Species and cultivar differentiation for food authentication - development of assays based on PCR and high-resolution melting

Economically motivated food adulteration remains a global issue. One of the common practices is the replacement of higher-value species or cultivars with cheaper ones. DNA-based methods play an increasing role in species and cultivar differentiation. A common approach is the analysis of evolutionary conserved DNA regions, so-called DNA barcodes.[1] More precisely, both the 5´ end and the 3´ end of the DNA barcode should be conserved, allowing for amplifying the DNA barcode with one single primer pair in all species/cultivars of interest. However, in between these conserved parts serving as primer binding sites, the DNA sequence should be variable, enabling species/cultivar differentiation.
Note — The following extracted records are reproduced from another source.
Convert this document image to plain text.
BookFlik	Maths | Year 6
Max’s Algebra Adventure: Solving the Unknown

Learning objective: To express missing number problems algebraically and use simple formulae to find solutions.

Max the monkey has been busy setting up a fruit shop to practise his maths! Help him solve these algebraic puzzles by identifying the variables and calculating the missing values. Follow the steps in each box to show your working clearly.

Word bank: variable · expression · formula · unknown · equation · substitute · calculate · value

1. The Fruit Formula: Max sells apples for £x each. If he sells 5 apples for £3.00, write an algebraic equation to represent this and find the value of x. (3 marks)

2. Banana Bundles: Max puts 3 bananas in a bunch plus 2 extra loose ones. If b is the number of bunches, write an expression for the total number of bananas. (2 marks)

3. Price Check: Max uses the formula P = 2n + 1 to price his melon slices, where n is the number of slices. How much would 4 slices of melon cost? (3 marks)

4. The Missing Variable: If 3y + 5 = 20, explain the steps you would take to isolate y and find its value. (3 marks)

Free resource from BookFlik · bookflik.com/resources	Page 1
In many cases, DNA barcodes selected for food authentication contain single nucleotide polymorphisms (SNPs) or microsatellites (simple sequence
repeats, SSRs).
In case the DNA barcode is amplified with a PCR mix containing an intercalating dye such as EvaGreen, the amplicons can subsequently be subjected to high-resolution melting (HRM).[2] By slowly increasing the temperature, the amplicons are dissociated (melted) into the two single strands and fluorescence decreases. For data evaluation, the (normalized) fluorescence signal is plotted against temperature. The melting behaviour of the amplicons depends on various parameters, including their length and the ratio of guanine and cytosine to adenine and thymine. The development and optimization of assays based on PCR and HRM will be discussed on several examples, including the differentiation between 1) edible insect species approved in the EU[3]; 2) bilberry and blueberry; and 3) wine varieties from North Macedonia.